Literature DB >> 16922805

Eplerenone prevents adverse cardiac remodelling induced by pressure overload in atrial natriuretic peptide-null mice.

Veronica Franco1, Yiu-Fai Chen, Ji A Feng, Peng Li, Dajun Wang, Erum Hasan, Suzanne Oparil, Gilbert J Perry.   

Abstract

1. Atrial natriuretic peptide (ANP)-null mice (Nppa(-/-)) exhibit cardiac hypertrophy at baseline and adverse cardiac remodelling in response to transverse aortic constriction (TAC)-induced pressure overload stress. Previous studies have suggested that natriuretic peptides could potentially oppose mineralocorticoid signalling at several levels, including suppression of adrenal aldosterone production, inhibition of mineralocorticoid receptor (MR) activation or suppression of MR-mediated production of pro-inflammatory factors. Thus, we hypothesized that the MR blocker eplerenone would prevent the exaggerated left ventricular (LV) remodelling/fibrosis and dysfunction after TAC in Nppa(-/-). 2. In the present study, Nppa(-/-) and wild-type Nppa(+/+) mice fed eplerenone- or vehicle (oatmeal)-supplemented chow since weaning were subjected to TAC or sham operation. The daily dose of eplerenone administered was approximately 200 mg/kg. At 1 week after TAC, LV size and function were evaluated by echocardiogram and LV cross-sections were stained with picrosirius red for collagen volume measurement. Total RNA was extracted from the LV for real-time polymerase chain reaction analysis of osteopontin. 3. Eplerenone had no effect on baseline hypertrophy observed in sham-operated Nppa(-/-) compared with Nppa(+/+) mice. Eplerenone attenuated the TAC-induced increase in LV weight in both genotypes and completely prevented LV dilation, systolic dysfunction and interstitial collagen deposition seen in Nppa(-/-) mice after TAC. However, serum aldosterone levels were lower in Nppa(-/-) compared with Nppa(+/+) wild types.

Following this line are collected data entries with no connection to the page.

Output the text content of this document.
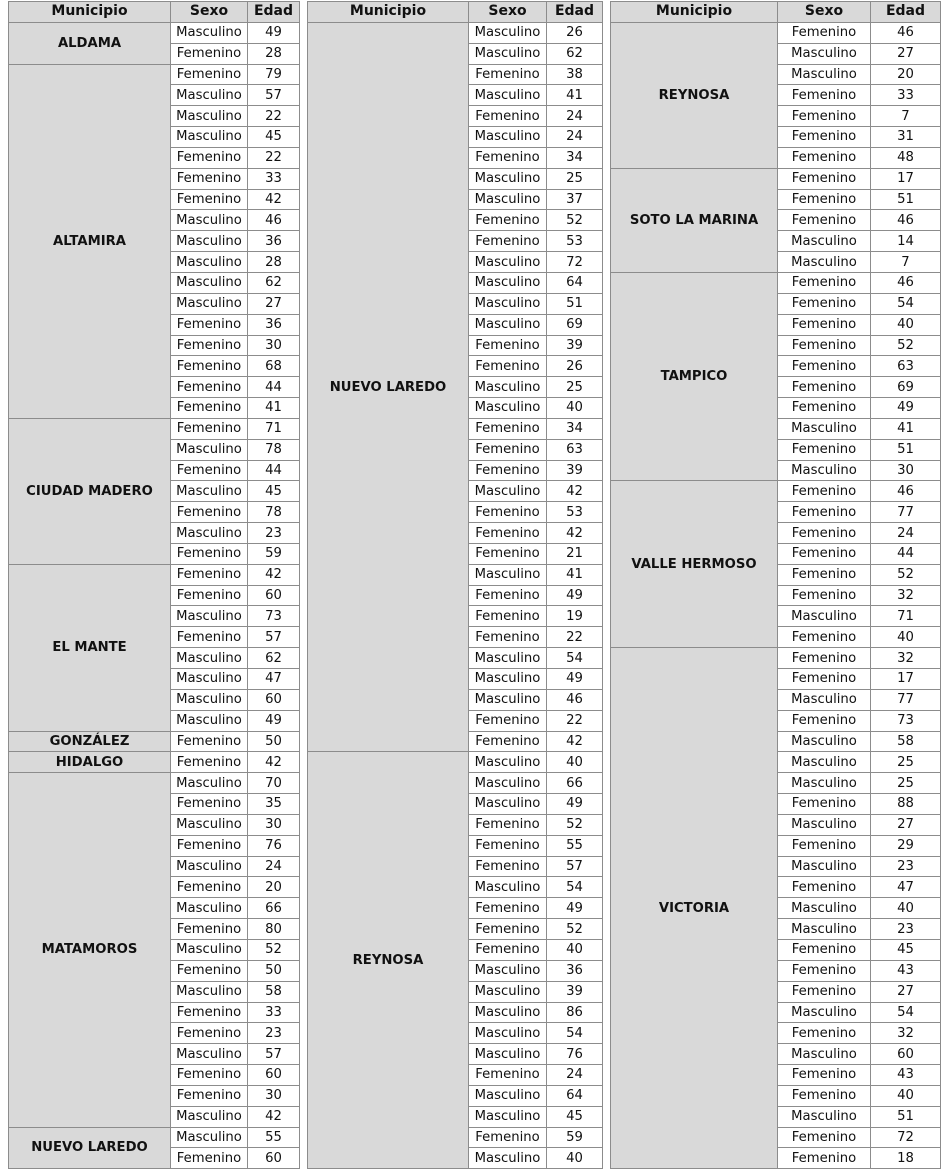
Municipio	Sexo	Edad
ALDAMA	Masculino	49
	Femenino	28
ALTAMIRA	Femenino	79
	Masculino	57
	Masculino	22
	Masculino	45
	Femenino	22
	Femenino	33
	Femenino	42
	Masculino	46
	Masculino	36
	Masculino	28
	Masculino	62
	Masculino	27
	Femenino	36
	Femenino	30
	Femenino	68
	Femenino	44
	Femenino	41
CIUDAD MADERO	Femenino	71
	Masculino	78
	Femenino	44
	Masculino	45
	Femenino	78
	Masculino	23
	Femenino	59
EL MANTE	Femenino	42
	Femenino	60
	Masculino	73
	Femenino	57
	Masculino	62
	Masculino	47
	Masculino	60
	Masculino	49
GONZÁLEZ	Femenino	50
HIDALGO	Femenino	42
MATAMOROS	Masculino	70
	Femenino	35
	Masculino	30
	Femenino	76
	Masculino	24
	Femenino	20
	Masculino	66
	Femenino	80
	Masculino	52
	Femenino	50
	Masculino	58
	Femenino	33
	Femenino	23
	Masculino	57
	Femenino	60
	Femenino	30
	Masculino	42
NUEVO LAREDO	Masculino	55
	Femenino	60
Municipio	Sexo	Edad
NUEVO LAREDO	Masculino	26
	Masculino	62
	Femenino	38
	Masculino	41
	Femenino	24
	Masculino	24
	Femenino	34
	Masculino	25
	Masculino	37
	Femenino	52
	Femenino	53
	Masculino	72
	Masculino	64
	Masculino	51
	Masculino	69
	Femenino	39
	Femenino	26
	Masculino	25
	Masculino	40
	Femenino	34
	Femenino	63
	Femenino	39
	Masculino	42
	Femenino	53
	Femenino	42
	Femenino	21
	Masculino	41
	Femenino	49
	Femenino	19
	Femenino	22
	Masculino	54
	Masculino	49
	Masculino	46
	Femenino	22
	Femenino	42
REYNOSA	Masculino	40
	Masculino	66
	Masculino	49
	Femenino	52
	Femenino	55
	Femenino	57
	Masculino	54
	Femenino	49
	Femenino	52
	Femenino	40
	Masculino	36
	Masculino	39
	Masculino	86
	Masculino	54
	Masculino	76
	Femenino	24
	Masculino	64
	Masculino	45
	Femenino	59
	Masculino	40
Municipio	Sexo	Edad
REYNOSA	Femenino	46
	Masculino	27
	Masculino	20
	Femenino	33
	Femenino	7
	Femenino	31
	Femenino	48
SOTO LA MARINA	Femenino	17
	Femenino	51
	Femenino	46
	Masculino	14
	Masculino	7
TAMPICO	Femenino	46
	Femenino	54
	Femenino	40
	Femenino	52
	Femenino	63
	Femenino	69
	Femenino	49
	Masculino	41
	Femenino	51
	Masculino	30
VALLE HERMOSO	Femenino	46
	Femenino	77
	Femenino	24
	Femenino	44
	Femenino	52
	Femenino	32
	Masculino	71
	Femenino	40
VICTORIA	Femenino	32
	Femenino	17
	Masculino	77
	Femenino	73
	Masculino	58
	Masculino	25
	Masculino	25
	Femenino	88
	Masculino	27
	Femenino	29
	Masculino	23
	Femenino	47
	Masculino	40
	Masculino	23
	Femenino	45
	Femenino	43
	Femenino	27
	Masculino	54
	Femenino	32
	Masculino	60
	Femenino	43
	Femenino	40
	Masculino	51
	Femenino	72
	Femenino	18
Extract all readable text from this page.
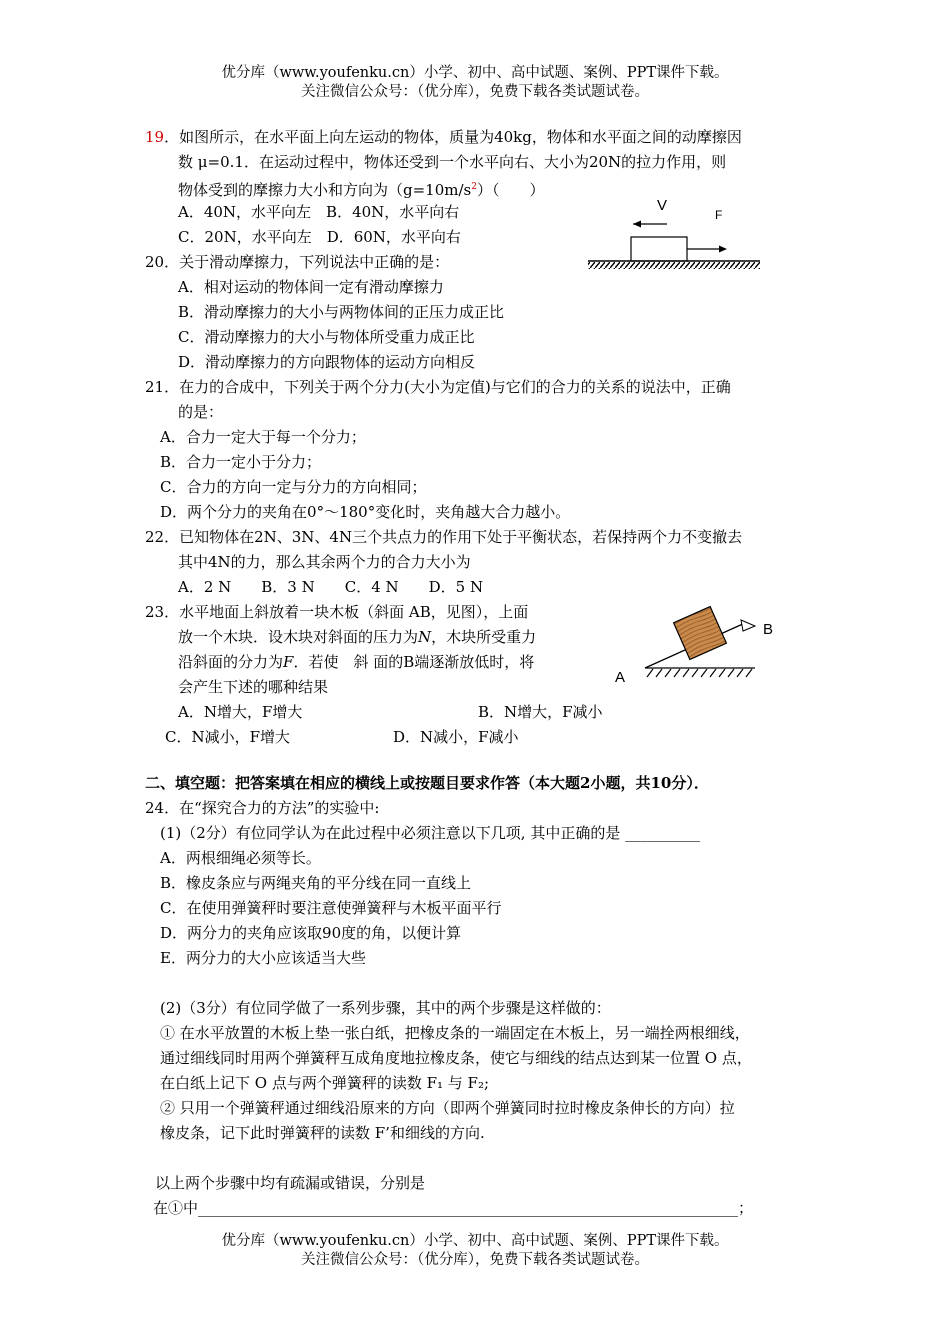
优分库（www.youfenku.cn）小学、初中、高中试题、案例、PPT课件下载。
关注微信公众号：（优分库），免费下载各类试题试卷。
19．如图所示，在水平面上向左运动的物体，质量为40kg，物体和水平面之间的动摩擦因
数 μ=0.1．在运动过程中，物体还受到一个水平向右、大小为20N的拉力作用，则
物体受到的摩擦力大小和方向为$(g=10m/s^2)$（　　）
A．40N，水平向左　B．40N，水平向右
C．20N，水平向左　D．60N，水平向右
V
F
20．关于滑动摩擦力，下列说法中正确的是：
A．相对运动的物体间一定有滑动摩擦力
B．滑动摩擦力的大小与两物体间的正压力成正比
C．滑动摩擦力的大小与物体所受重力成正比
D．滑动摩擦力的方向跟物体的运动方向相反
21．在力的合成中，下列关于两个分力(大小为定值)与它们的合力的关系的说法中，正确
的是：
A．合力一定大于每一个分力；
B．合力一定小于分力；
C．合力的方向一定与分力的方向相同；
D．两个分力的夹角在0°～180°变化时，夹角越大合力越小。
22．已知物体在2N、3N、4N三个共点力的作用下处于平衡状态，若保持两个力不变撤去
其中4N的力，那么其余两个力的合力大小为
A．2 N　　B．3 N　　C．4 N　　D．5 N
23．水平地面上斜放着一块木板（斜面 AB，见图），上面
放一个木块．设木块对斜面的压力为N，木块所受重力
沿斜面的分力为F．若使　斜 面的B端逐渐放低时，将
会产生下述的哪种结果
A．N增大，F增大	B．N增大，F减小
C．N减小，F增大	D．N减小，F减小
A
B
二、填空题：把答案填在相应的横线上或按题目要求作答（本大题2小题，共10分）．
24．在“探究合力的方法”的实验中:
(1)（2分）有位同学认为在此过程中必须注意以下几项, 其中正确的是 __________
A．两根细绳必须等长。
B．橡皮条应与两绳夹角的平分线在同一直线上
C．在使用弹簧秤时要注意使弹簧秤与木板平面平行
D．两分力的夹角应该取90度的角，以便计算
E．两分力的大小应该适当大些
(2)（3分）有位同学做了一系列步骤，其中的两个步骤是这样做的：
① 在水平放置的木板上垫一张白纸，把橡皮条的一端固定在木板上，另一端拴两根细线，
通过细线同时用两个弹簧秤互成角度地拉橡皮条，使它与细线的结点达到某一位置 O 点，
在白纸上记下 O 点与两个弹簧秤的读数 F₁ 与 F₂;
② 只用一个弹簧秤通过细线沿原来的方向（即两个弹簧同时拉时橡皮条伸长的方向）拉
橡皮条，记下此时弹簧秤的读数 F’和细线的方向.
以上两个步骤中均有疏漏或错误，分别是
在①中________________________________________________________________________；
优分库（www.youfenku.cn）小学、初中、高中试题、案例、PPT课件下载。
关注微信公众号：（优分库），免费下载各类试题试卷。
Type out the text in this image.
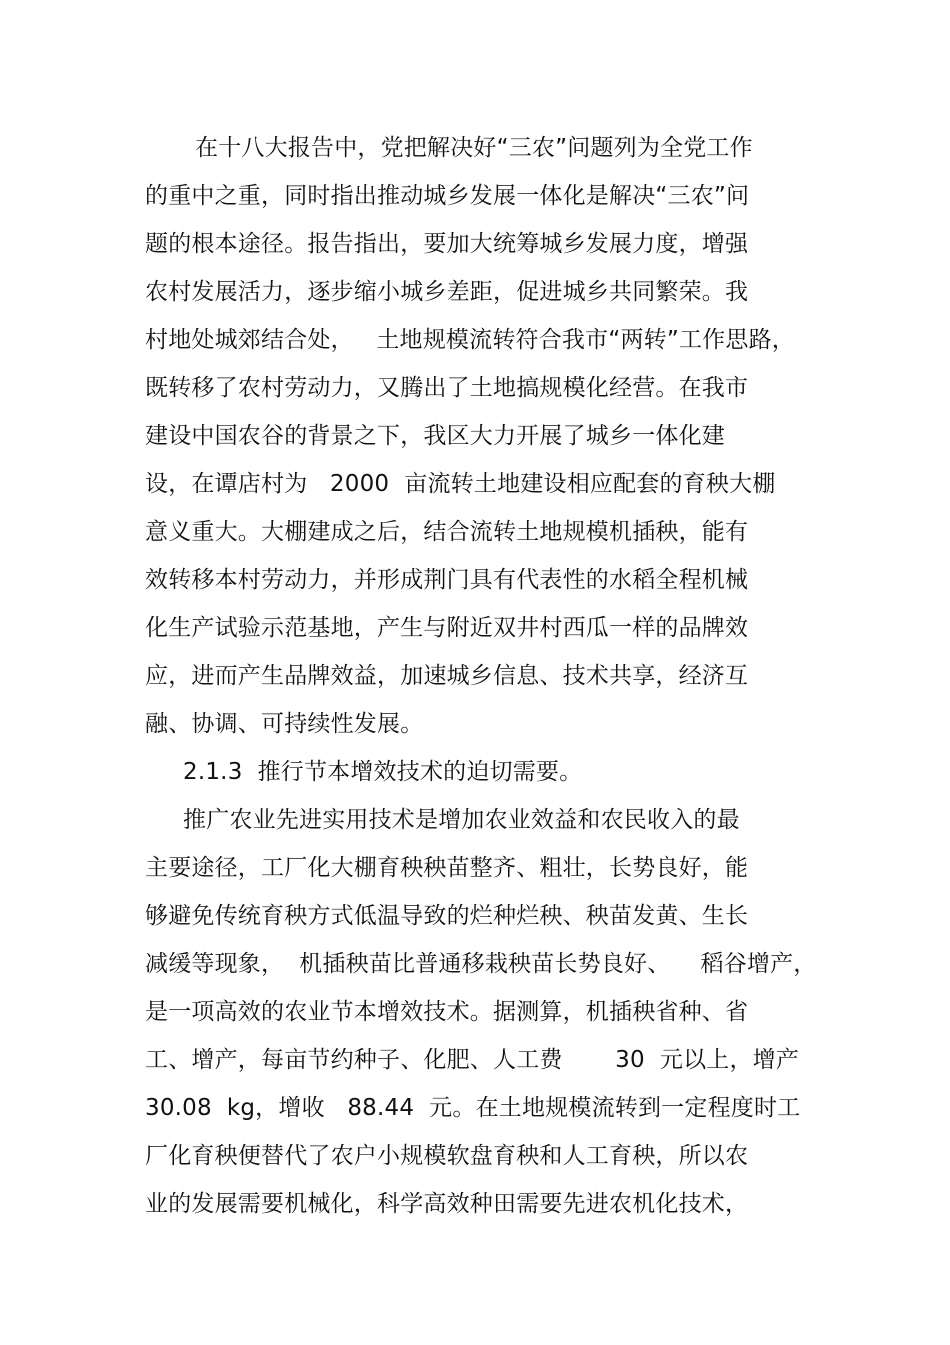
在十八大报告中，党把解决好“三农”问题列为全党工作
的重中之重，同时指出推动城乡发展一体化是解决“三农”问
题的根本途径。报告指出，要加大统筹城乡发展力度，增强
农村发展活力，逐步缩小城乡差距，促进城乡共同繁荣。我
村地处城郊结合处，   土地规模流转符合我市“两转”工作思路，
既转移了农村劳动力，又腾出了土地搞规模化经营。在我市
建设中国农谷的背景之下，我区大力开展了城乡一体化建
设，在谭店村为   2000  亩流转土地建设相应配套的育秧大棚
意义重大。大棚建成之后，结合流转土地规模机插秧，能有
效转移本村劳动力，并形成荆门具有代表性的水稻全程机械
化生产试验示范基地，产生与附近双井村西瓜一样的品牌效
应，进而产生品牌效益，加速城乡信息、技术共享，经济互
融、协调、可持续性发展。
2.1.3  推行节本增效技术的迫切需要。
推广农业先进实用技术是增加农业效益和农民收入的最
主要途径，工厂化大棚育秧秧苗整齐、粗壮，长势良好，能
够避免传统育秧方式低温导致的烂种烂秧、秧苗发黄、生长
减缓等现象，  机插秧苗比普通移栽秧苗长势良好、    稻谷增产，
是一项高效的农业节本增效技术。据测算，机插秧省种、省
工、增产，每亩节约种子、化肥、人工费       30  元以上，增产
30.08  kg，增收   88.44  元。在土地规模流转到一定程度时工
厂化育秧便替代了农户小规模软盘育秧和人工育秧，所以农
业的发展需要机械化，科学高效种田需要先进农机化技术，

No interaction between eplerenone and genotype in osteopontin mRNA levels was observed. 4. Eplerenone prevents adverse cardiac remodelling related to pressure overload in ANP-deficient mice, mainly due to an antifibrotic effect. The mechanism whereby ANP deficiency leads to excess hypertrophy, fibrosis and early failure following TAC is increased profibrotic signals resulting from excess or unopposed MR activation, rather than increased levels of aldosterone.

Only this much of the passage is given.